Chief Secretary Sindh
- In office November 2013 – March 2015
- Appointed by: Nawaz Sharif
- Preceded by: Muhammad Ijaz Chaudhry
- Succeeded by: Muhammad Siddique Memon

Personal details
- Born: 14 March 1955 (age 71) Hota, Pakpattan, Punjab, Pakistan
- Alma mater: Forman Christian College Government College Lahore (M.A.) University of Karachi (LLB) Marshall School of Business (MPA) University of Toronto (LLM)
- Occupation: Civil servant, Pakistan Administrative Service

= Sajjad Saleem Hotiana =

Pakistani civil servant

Sajjad Saleem Hotiana (سجاد سلیم ہوتیانہ) (born 14 March 1955) is a retired Pakistani civil servant who served in BPS-22 grade as Chief Secretary Sindh. Hotiana also served as Chief Secretary Gilgit Baltistan and Senior Member Federal Land Commission. After retirement from active civil service, he tenured as Member of Punjab Public Service Commission (PPSC). He is civil service batchmates with Babar Yaqoob Fateh Muhammad, Shehzad Arbab and Tariq Bajwa.

== Early life and education ==
Sajjad Saleem was born in Hota, Pakpattan. He studied at St Mary's Convent High School Montgomery in Sahiwal from 1963 to 1969. He attended Forman Christian College from 1972 to 1976 and got a bachelor's degree in literature and political science.
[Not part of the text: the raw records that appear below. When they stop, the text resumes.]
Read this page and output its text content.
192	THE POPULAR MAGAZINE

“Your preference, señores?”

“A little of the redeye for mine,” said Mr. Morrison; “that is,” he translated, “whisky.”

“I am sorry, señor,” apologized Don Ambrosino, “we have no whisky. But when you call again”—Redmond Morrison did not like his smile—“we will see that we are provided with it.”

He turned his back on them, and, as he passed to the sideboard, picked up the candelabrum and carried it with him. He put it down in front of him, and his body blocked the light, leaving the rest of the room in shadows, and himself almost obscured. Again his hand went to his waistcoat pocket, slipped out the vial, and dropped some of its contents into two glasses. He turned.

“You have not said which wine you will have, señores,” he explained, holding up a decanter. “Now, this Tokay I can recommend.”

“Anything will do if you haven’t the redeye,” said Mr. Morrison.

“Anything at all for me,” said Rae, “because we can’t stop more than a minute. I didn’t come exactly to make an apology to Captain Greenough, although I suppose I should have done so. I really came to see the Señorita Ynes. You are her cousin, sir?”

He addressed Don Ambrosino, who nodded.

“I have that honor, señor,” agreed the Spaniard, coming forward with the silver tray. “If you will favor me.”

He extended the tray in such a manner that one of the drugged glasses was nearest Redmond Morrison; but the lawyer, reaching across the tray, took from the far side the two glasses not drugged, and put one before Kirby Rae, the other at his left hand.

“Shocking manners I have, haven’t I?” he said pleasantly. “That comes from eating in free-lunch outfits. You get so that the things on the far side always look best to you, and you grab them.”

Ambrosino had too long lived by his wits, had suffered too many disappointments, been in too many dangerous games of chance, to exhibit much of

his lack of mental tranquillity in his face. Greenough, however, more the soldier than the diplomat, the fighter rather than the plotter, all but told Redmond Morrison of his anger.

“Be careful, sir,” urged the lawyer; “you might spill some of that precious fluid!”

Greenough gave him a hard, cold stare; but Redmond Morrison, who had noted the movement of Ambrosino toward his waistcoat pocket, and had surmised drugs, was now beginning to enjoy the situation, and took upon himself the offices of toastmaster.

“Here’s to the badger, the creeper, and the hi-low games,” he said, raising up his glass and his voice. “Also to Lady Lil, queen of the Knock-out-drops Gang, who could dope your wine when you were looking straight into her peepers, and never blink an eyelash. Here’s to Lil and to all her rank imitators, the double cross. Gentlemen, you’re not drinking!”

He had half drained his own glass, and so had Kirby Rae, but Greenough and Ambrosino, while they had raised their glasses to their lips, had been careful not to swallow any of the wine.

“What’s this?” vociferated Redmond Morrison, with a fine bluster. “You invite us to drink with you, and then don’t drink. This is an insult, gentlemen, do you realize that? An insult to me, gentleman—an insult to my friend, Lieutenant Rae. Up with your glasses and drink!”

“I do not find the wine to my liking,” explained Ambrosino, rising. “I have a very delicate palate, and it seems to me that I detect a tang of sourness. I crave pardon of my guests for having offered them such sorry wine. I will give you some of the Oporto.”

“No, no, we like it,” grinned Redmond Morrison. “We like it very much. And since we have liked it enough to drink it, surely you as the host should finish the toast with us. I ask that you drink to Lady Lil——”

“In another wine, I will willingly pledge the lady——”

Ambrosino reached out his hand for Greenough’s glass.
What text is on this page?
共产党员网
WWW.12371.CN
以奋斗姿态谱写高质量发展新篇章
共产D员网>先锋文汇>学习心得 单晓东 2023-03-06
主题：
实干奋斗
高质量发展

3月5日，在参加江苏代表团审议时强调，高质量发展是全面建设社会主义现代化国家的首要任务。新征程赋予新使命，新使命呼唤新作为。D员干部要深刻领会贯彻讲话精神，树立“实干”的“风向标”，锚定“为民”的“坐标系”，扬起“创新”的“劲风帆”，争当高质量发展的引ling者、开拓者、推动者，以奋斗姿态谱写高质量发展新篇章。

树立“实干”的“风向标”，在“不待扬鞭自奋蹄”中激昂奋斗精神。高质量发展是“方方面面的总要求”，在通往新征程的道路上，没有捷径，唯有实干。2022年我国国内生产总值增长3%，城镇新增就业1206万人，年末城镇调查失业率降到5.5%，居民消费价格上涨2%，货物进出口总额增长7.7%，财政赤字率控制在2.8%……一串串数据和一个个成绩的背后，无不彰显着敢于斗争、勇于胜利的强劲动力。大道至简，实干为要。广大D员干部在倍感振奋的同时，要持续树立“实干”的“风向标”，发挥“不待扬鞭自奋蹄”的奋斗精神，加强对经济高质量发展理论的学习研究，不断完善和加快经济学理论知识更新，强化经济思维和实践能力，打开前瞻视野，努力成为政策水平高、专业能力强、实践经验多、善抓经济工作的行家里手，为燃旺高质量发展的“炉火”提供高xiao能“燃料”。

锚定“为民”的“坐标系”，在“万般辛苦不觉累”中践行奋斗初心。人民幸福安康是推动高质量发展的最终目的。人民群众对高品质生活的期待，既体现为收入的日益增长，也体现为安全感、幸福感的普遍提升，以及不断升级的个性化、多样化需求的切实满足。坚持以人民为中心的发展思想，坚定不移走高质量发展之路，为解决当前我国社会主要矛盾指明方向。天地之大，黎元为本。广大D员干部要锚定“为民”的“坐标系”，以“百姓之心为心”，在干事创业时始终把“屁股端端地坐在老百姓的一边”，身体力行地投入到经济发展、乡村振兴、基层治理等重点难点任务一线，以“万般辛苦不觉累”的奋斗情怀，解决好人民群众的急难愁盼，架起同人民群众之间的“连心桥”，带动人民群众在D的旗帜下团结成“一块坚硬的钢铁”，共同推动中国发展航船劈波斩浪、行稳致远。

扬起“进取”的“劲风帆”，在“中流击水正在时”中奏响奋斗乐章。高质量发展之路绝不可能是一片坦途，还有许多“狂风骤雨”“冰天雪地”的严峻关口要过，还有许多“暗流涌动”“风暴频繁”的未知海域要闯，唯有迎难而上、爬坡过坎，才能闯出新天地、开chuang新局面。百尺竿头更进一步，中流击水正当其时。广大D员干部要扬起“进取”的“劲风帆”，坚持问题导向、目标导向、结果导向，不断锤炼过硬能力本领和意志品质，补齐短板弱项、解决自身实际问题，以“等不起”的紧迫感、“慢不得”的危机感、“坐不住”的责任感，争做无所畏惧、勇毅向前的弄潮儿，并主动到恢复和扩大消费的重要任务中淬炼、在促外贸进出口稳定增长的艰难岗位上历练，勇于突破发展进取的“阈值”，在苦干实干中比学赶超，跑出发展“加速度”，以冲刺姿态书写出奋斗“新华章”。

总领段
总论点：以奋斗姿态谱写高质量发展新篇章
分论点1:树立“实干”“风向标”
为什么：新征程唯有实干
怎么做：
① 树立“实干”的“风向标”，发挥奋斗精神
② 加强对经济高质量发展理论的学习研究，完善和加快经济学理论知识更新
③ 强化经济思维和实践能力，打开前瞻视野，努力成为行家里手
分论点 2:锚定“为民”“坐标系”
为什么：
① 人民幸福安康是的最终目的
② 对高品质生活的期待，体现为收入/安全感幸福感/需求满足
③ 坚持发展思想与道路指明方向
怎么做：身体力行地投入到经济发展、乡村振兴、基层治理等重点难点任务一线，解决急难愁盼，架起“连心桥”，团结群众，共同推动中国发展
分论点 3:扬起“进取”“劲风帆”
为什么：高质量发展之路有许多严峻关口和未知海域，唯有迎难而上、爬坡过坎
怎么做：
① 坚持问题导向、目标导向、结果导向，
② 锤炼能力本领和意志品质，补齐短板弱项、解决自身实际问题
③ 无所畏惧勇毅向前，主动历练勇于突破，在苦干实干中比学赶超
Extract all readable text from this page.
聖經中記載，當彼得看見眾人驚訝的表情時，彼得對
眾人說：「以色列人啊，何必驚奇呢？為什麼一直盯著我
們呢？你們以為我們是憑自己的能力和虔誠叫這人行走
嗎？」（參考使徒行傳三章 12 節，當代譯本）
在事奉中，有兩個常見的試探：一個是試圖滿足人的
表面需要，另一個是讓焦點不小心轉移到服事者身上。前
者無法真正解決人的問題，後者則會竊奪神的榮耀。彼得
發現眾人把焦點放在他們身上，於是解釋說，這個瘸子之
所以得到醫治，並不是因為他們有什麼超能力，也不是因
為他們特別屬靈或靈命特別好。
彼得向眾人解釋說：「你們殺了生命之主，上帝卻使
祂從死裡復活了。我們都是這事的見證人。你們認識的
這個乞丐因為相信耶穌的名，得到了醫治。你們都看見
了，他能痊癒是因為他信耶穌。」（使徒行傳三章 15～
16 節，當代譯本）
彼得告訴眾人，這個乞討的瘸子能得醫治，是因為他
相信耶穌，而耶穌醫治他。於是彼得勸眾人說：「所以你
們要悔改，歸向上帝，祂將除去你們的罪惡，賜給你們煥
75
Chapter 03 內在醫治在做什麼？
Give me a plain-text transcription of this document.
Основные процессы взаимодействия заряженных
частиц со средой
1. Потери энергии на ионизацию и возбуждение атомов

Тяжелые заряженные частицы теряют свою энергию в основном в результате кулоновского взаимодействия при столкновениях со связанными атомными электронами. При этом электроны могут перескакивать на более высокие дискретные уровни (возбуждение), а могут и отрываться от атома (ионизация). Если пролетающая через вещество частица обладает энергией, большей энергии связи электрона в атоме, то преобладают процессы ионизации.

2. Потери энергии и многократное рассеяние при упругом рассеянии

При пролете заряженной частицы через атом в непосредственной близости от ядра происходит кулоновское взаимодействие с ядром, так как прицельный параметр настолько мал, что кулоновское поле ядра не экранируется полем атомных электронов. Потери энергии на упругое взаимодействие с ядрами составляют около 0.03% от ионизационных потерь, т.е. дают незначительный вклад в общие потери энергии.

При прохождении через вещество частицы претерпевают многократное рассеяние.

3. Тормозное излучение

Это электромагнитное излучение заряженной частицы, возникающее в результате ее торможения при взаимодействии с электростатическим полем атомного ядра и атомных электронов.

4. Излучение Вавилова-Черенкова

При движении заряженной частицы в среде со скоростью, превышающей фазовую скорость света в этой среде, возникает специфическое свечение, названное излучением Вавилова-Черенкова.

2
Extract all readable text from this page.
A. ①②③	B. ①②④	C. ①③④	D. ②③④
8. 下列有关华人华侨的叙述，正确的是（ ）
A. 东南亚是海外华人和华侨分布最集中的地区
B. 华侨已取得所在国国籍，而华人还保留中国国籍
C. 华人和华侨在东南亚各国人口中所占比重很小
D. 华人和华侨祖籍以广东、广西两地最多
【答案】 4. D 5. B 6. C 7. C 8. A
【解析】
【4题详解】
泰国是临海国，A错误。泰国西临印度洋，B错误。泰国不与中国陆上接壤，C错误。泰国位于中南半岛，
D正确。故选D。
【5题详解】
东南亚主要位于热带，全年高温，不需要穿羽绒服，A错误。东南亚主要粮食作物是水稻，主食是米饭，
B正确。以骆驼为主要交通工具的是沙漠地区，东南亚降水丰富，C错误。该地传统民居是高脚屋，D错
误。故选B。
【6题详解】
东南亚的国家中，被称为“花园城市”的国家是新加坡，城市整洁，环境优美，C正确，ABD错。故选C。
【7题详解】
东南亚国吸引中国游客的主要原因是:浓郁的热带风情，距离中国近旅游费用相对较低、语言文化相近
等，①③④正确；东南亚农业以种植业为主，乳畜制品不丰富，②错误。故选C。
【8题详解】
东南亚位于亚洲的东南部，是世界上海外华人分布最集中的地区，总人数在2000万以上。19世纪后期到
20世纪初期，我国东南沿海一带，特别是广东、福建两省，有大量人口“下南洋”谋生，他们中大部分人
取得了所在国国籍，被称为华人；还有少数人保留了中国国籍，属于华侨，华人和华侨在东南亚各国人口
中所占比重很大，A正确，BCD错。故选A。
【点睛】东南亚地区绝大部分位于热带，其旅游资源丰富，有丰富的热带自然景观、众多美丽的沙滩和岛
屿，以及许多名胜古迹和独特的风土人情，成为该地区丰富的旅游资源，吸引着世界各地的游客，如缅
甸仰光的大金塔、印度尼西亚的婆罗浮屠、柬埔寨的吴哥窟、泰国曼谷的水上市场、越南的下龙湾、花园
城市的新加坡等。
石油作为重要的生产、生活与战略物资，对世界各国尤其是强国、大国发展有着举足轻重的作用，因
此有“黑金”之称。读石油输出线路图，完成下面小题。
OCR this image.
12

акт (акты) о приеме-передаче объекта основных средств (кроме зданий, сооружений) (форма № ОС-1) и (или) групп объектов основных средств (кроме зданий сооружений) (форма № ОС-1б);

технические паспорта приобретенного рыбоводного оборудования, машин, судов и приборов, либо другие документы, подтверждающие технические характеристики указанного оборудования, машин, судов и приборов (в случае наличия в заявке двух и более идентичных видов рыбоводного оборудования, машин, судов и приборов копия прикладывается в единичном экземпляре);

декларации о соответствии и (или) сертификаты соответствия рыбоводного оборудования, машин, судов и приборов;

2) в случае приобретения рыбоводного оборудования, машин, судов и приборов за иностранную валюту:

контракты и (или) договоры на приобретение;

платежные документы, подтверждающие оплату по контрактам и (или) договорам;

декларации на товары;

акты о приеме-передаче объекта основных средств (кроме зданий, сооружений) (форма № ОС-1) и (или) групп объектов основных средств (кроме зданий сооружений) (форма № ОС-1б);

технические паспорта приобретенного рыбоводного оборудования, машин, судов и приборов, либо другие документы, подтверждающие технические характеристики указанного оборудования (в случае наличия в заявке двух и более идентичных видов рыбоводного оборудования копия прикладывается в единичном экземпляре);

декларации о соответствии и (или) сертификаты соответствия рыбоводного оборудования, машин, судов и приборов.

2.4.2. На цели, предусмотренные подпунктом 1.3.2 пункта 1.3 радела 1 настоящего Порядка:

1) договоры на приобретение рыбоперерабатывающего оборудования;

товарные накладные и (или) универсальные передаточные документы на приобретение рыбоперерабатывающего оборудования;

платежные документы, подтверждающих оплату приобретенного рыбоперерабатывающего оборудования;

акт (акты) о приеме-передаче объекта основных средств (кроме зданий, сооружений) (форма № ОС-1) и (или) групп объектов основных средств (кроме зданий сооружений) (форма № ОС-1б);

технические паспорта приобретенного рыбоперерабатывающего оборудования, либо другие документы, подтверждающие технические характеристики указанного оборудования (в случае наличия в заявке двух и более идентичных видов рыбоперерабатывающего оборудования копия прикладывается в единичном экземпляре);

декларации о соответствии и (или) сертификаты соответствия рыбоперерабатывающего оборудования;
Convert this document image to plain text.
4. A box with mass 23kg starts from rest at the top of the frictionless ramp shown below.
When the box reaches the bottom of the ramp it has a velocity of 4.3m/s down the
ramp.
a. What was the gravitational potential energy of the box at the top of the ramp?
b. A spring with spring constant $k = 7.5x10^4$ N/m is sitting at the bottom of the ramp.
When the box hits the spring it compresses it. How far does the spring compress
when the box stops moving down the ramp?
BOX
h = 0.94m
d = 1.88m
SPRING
After obtaining bachelor's degree, Sajjad joined Government College University, Lahore in 1976 from where he got a master's degree in English language, literature and letters.

After joining the civil service, he was admitted to University of Karachi and did Bachelor of Laws in 1986. In 1987, he joined Marshall School of Business, University of Southern California and graduated with a master's degree in public administration (MPA) in 1989. Later, he attended John F. Kennedy School of Government, Harvard University for executive leadership development program in 2005. In 2007, he did Master of Laws with specialization in financial laws from University of Toronto.

== Career in civil service ==
Sajjad Saleem Hotiana topped the CSS exam and joined District Management Group (now Pakistan Administrative Service) in 1980. He belongs to 9th Common Training Program (CTP) of Central Superior Services. He secured full marks in CSS viva voce, a record which can only be matched and cannot be beaten.

After completion of training at Civil Services Academy, Lahore, he was posted in Sindh as assistant commissioner in 1982 where he served till 1986. He served as assistant commissioner in Tharparkar, Sukkur, and Karachi. In 1986, his services were transferred to federal government of Pakistan and he was posted as principal staff officer to federal minister for finance. He served in this position till 1989. He served as consul general commercial and head of Pakistan trade mission on South America from 1991 to 1994. In 1998, he was posted as deputy managing director in Punjab Small Industries Corporation. In BS-20, he served as District Coordination Officer D.C.O Chawal from 2003 to 2004 and secretary Environment Protection Department, Punjab from March 2009 to March 2012. In May 2012, he was elevated as chief secretary Gilgit Baltistan where he served till May 2013.

He was appointed as Chief Secretary Sindh, replacing Muhammad Ejaz Chaudhry, in November 2013 by Prime Minister Nawaz Sharif. He served as CS Sindh till March 2015.

His other career appointments include additional deputy commissioner Bahawalpur, deputy commissioner Multan, deputy commissioner Muzaffargarh, chairman of board of directors of Karakoram Bank, chairman of Board of Directors Northern Areas Transport Corporation (NATCO), federal secretary ministry of industries and production, managing director Printing Corporation of Pakistan, and head of department / senior member Federal Land Commission of Pakistan. He retired from civil service in 2015.

==Punjab Public Service Commission==

He was appointed acting chairman of Punjab Public Service Commission on 25 January 2021.